A young Josh D’Amaro joined finance, marketing and operations and creative — “everybody was there,” D’Amaro said — to discuss moving trash cans for a construction project happening at Disneyland’s Main Street, U.S.A.
“I remember sitting in that room thinking, ‘Who cares about trash cans?’” D’Amaro said late Wednesday as he spoke at the Inbound 2024 conference in Boston. “Well, as it turns out, we do.”
D’Amaro hyped up the company’s storytelling abilities and intense focus on the small details — not even the trash cans are overlooked — as the company builds ambitious expansions devoted to Disney Villains, Cars, Encanto and other Disney films.
D’Amaro is the recognizable Chair of Disney theme parks whose name has been thrown out in media reports as a possible heir to CEO Bob Iger.
“We’re embarking on a bold new path forward with some of the most ambitious investments that our business has ever made,” D’Amaro told the crowd during his talk, which was livestreamed. “We’re not following a formula as we bring these experiences to life. This isn’t a rinse and repeat at Disney, great storytelling is part of our DNA, and we expect our entire team to be the best storytellers that they can be.”
Don’t sweat the small stuff? Nope. That’s not the Disney way, D’Amaro said.
“You have to sweat the details. That is the North Star for Imagineers,” D’Amaro said he highlighted how Imagineers used the original R2D2 to create tracks in the ground when Disney opened up its Star Wars: Galaxy’s Edge in Orlando and California.
D’Amaro brought up the company’s history with the man himself, Walt Disney, and his brother, Roy, who were the creative and financial geniuses behind The Walt Disney Co.

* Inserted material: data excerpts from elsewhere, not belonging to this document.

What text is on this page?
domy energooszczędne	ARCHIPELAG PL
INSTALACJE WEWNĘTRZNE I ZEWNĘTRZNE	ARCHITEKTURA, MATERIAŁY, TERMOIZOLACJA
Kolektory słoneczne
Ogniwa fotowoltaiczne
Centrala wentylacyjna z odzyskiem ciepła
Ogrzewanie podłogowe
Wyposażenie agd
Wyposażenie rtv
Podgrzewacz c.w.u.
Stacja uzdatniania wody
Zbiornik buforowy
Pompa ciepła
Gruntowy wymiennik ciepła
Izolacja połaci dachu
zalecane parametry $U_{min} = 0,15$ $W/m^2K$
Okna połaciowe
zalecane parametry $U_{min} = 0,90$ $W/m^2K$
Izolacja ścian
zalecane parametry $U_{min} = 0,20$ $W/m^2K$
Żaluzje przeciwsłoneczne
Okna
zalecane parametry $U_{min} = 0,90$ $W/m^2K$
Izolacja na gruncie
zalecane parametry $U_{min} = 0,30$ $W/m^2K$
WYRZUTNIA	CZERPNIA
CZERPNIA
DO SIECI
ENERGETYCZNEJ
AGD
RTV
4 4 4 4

In modern times, D’Amaro credited the Imagineers for bringing the impossible to light — like building a Spiderman animatronic robot that can fly 60 feet in the air, untethered. Their pursuit to innovate and take risks is what sets the company apart from its competitors, he touted.
“At the same time, I challenge my team not to let our history be the gravity that holds us in place,” D’Amaro said. “We should never rest on past successes. We should always look for the next big idea, the next big challenge. If we’d always relied on what worked in the past, The Walt Disney Co., I don’t think, would exist today.”